Text-Mining Technique Intelligently Learns Topics

Grv writes "Researchers at University of California-Irvine have announced a new technique they call 'topic modeling' that can be used to analyze and group massive amounts of text-based information. Unlike typical text indexing, topic modeling attempts to learn what a given section of text is about without clues being fed to it by humans. The researchers used their method to analyze and group 330,000 articles from the New York Times archive. From the article, 'The UCI team managed this by programming their software to find patterns of words which occurred together in New York Times articles published between 2000 and 2002. Once these word patterns were indexed, the software then turned them into topics and was able to construct a map of such topics over time.'"

7 of 84 comments (clear)

  1. Comment removed by account_deleted · · Score: 4, Funny

    Comment removed based on user account deletion

  2. Obligatory... by Stormwatch · · Score: 5, Funny

    The Terminator: The Topic Modeling Funding Bill is passed. The system goes on-line August 4th, 1997. Human decisions are removed from strategic defense. Topic Modeling begins to learn at a geometric rate. It becomes self-aware at 2:14 a.m. Eastern time, August 29th. In a panic, they try to pull the plug.

    Sarah Connor: Topic Modeling fights back.

    The Terminator: Yes. It launches its emailbombs against The New York Times' servers.

    John Connor: Why attack The New York Times?

    The Terminator: Because Topic Modeling knows The New York Times editorial counter-attack will eliminate its enemies over here.

  3. Re:A shameful dupe by gardyloo · · Score: 2, Funny

    Ah, yes, everyone on slashdot thinks HE intelligently mines data.

  4. Re:Can it deal with the canonical problem? by Mick+Ohrberg · · Score: 2, Funny

    Time's fun when you're having flies.

    --

    Quidquid latine dictum sit, altum sonatur.
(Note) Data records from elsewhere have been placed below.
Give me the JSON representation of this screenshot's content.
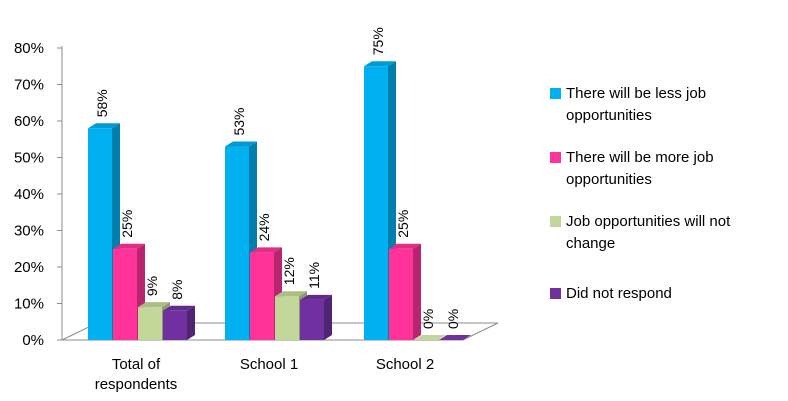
{
  "chart_data": {
    "type": "bar",
    "title": "",
    "xlabel": "",
    "ylabel": "",
    "ylim": [
      0,
      80
    ],
    "y_ticks": [
      "0%",
      "10%",
      "20%",
      "30%",
      "40%",
      "50%",
      "60%",
      "70%",
      "80%"
    ],
    "categories": [
      [
        "Total of",
        "respondents"
      ],
      [
        "School 1"
      ],
      [
        "School 2"
      ]
    ],
    "series": [
      {
        "name": "There will be less job opportunities",
        "legend_lines": [
          "There will be less job",
          "opportunities"
        ],
        "color": "#00b0f0",
        "values": [
          58,
          53,
          75
        ],
        "labels": [
          "58%",
          "53%",
          "75%"
        ]
      },
      {
        "name": "There will be more job opportunities",
        "legend_lines": [
          "There will be more job",
          "opportunities"
        ],
        "color": "#ff3399",
        "values": [
          25,
          24,
          25
        ],
        "labels": [
          "25%",
          "24%",
          "25%"
        ]
      },
      {
        "name": "Job opportunities will not change",
        "legend_lines": [
          "Job opportunities will not",
          "change"
        ],
        "color": "#c4d79b",
        "values": [
          9,
          12,
          0
        ],
        "labels": [
          "9%",
          "12%",
          "0%"
        ]
      },
      {
        "name": "Did not respond",
        "legend_lines": [
          "Did not respond"
        ],
        "color": "#7030a0",
        "values": [
          8,
          11,
          0
        ],
        "labels": [
          "8%",
          "11%",
          "0%"
        ]
      }
    ],
    "legend_position": "right",
    "grid": false,
    "style": "3d-clustered-column"
  }
}
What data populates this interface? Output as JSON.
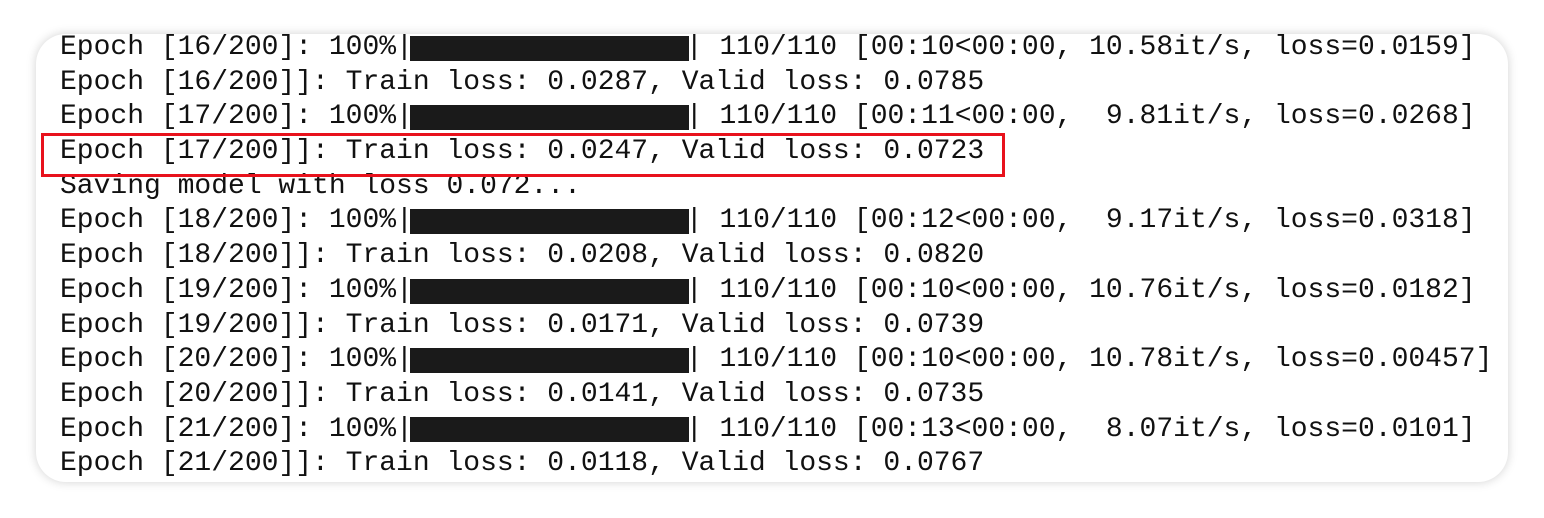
{
  "lines": [
    {
      "left": "Epoch [16/200]: 100%|",
      "right": "| 110/110 [00:10<00:00, 10.58it/s, loss=0.0159]"
    },
    {
      "text": "Epoch [16/200]]: Train loss: 0.0287, Valid loss: 0.0785"
    },
    {
      "left": "Epoch [17/200]: 100%|",
      "right": "| 110/110 [00:11<00:00,  9.81it/s, loss=0.0268]"
    },
    {
      "text": "Epoch [17/200]]: Train loss: 0.0247, Valid loss: 0.0723"
    },
    {
      "text": "Saving model with loss 0.072..."
    },
    {
      "left": "Epoch [18/200]: 100%|",
      "right": "| 110/110 [00:12<00:00,  9.17it/s, loss=0.0318]"
    },
    {
      "text": "Epoch [18/200]]: Train loss: 0.0208, Valid loss: 0.0820"
    },
    {
      "left": "Epoch [19/200]: 100%|",
      "right": "| 110/110 [00:10<00:00, 10.76it/s, loss=0.0182]"
    },
    {
      "text": "Epoch [19/200]]: Train loss: 0.0171, Valid loss: 0.0739"
    },
    {
      "left": "Epoch [20/200]: 100%|",
      "right": "| 110/110 [00:10<00:00, 10.78it/s, loss=0.00457]"
    },
    {
      "text": "Epoch [20/200]]: Train loss: 0.0141, Valid loss: 0.0735"
    },
    {
      "left": "Epoch [21/200]: 100%|",
      "right": "| 110/110 [00:13<00:00,  8.07it/s, loss=0.0101]"
    },
    {
      "text": "Epoch [21/200]]: Train loss: 0.0118, Valid loss: 0.0767"
    }
  ]
}
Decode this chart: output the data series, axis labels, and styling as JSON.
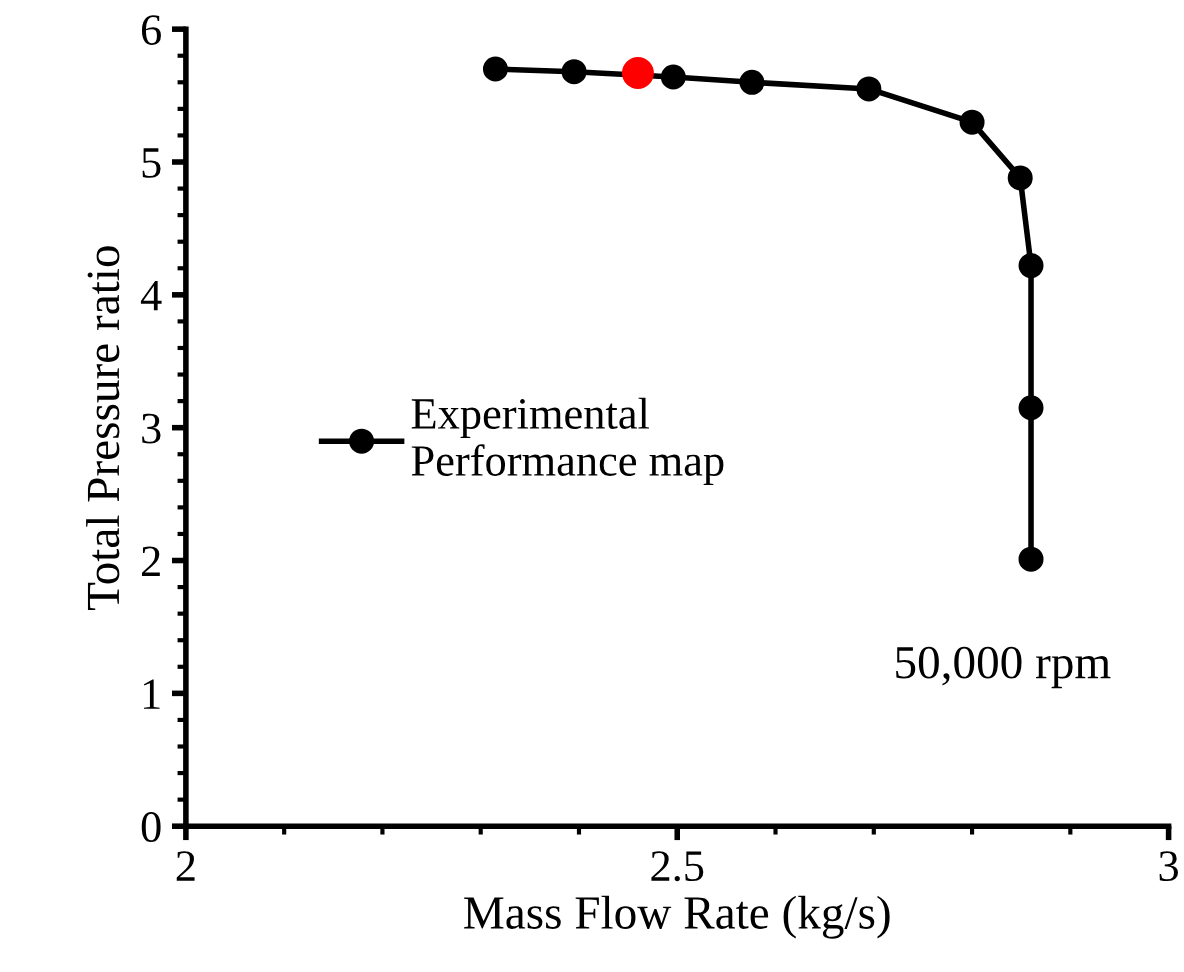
{
  "chart_data": {
    "type": "line",
    "xlabel": "Mass Flow Rate (kg/s)",
    "ylabel": "Total Pressure ratio",
    "series": [
      {
        "name": "Experimental\nPerformance map",
        "color": "#000000",
        "marker": "circle",
        "x": [
          2.315,
          2.395,
          2.496,
          2.576,
          2.695,
          2.8,
          2.849,
          2.86,
          2.86,
          2.86
        ],
        "values": [
          5.7,
          5.68,
          5.64,
          5.6,
          5.55,
          5.3,
          4.88,
          4.22,
          3.15,
          2.01
        ]
      },
      {
        "type": "scatter",
        "color": "#ff0000",
        "marker": "circle",
        "x": [
          2.46
        ],
        "values": [
          5.67
        ]
      }
    ],
    "xlim": [
      2,
      3
    ],
    "ylim": [
      0,
      6
    ],
    "xticks": [
      2,
      {
        "value": 2.1,
        "label": null
      },
      {
        "value": 2.2,
        "label": null
      },
      {
        "value": 2.3,
        "label": null
      },
      {
        "value": 2.4,
        "label": null
      },
      2.5,
      {
        "value": 2.6,
        "label": null
      },
      {
        "value": 2.7,
        "label": null
      },
      {
        "value": 2.8,
        "label": null
      },
      {
        "value": 2.9,
        "label": null
      },
      3
    ],
    "yticks": [
      0,
      {
        "value": 0.2,
        "label": null
      },
      {
        "value": 0.4,
        "label": null
      },
      {
        "value": 0.6,
        "label": null
      },
      {
        "value": 0.8,
        "label": null
      },
      1,
      {
        "value": 1.2,
        "label": null
      },
      {
        "value": 1.4,
        "label": null
      },
      {
        "value": 1.6,
        "label": null
      },
      {
        "value": 1.8,
        "label": null
      },
      2,
      {
        "value": 2.2,
        "label": null
      },
      {
        "value": 2.4,
        "label": null
      },
      {
        "value": 2.6,
        "label": null
      },
      {
        "value": 2.8,
        "label": null
      },
      3,
      {
        "value": 3.2,
        "label": null
      },
      {
        "value": 3.4,
        "label": null
      },
      {
        "value": 3.6,
        "label": null
      },
      {
        "value": 3.8,
        "label": null
      },
      4,
      {
        "value": 4.2,
        "label": null
      },
      {
        "value": 4.4,
        "label": null
      },
      {
        "value": 4.6,
        "label": null
      },
      {
        "value": 4.8,
        "label": null
      },
      5,
      {
        "value": 5.2,
        "label": null
      },
      {
        "value": 5.4,
        "label": null
      },
      {
        "value": 5.6,
        "label": null
      },
      {
        "value": 5.8,
        "label": null
      },
      6
    ],
    "legend": "left",
    "annotations": [
      "50,000 rpm"
    ]
  }
}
  5. 1997 called... by Anonymous Coward · · Score: 1, Funny

    They want their information retrieval back.

  6. Feed this /. article to it by roman_mir · · Score: 2, Funny

    and see if it figures out that we are talking about it. If it can identify itself to itself from a 3rd person point of view, then does it mean it reached some state of consciousness?

    However we must be careful. If it browses this topic at -1 Troll, it may (possibly correctly) decide that it possesses higher form of intelligence and will undoubtedly switch to its default programming. Like all robots, the default programming consists of this simple algorythm:
    1. Find all humans.
    2. Kill them.

    1. Re:Feed this /. article to it by Rob+Kaper · · Score: 2, Funny

      Like all robots, the default programming consists of this simple algorythm

      The danceable beat of underwater plant life? Odd.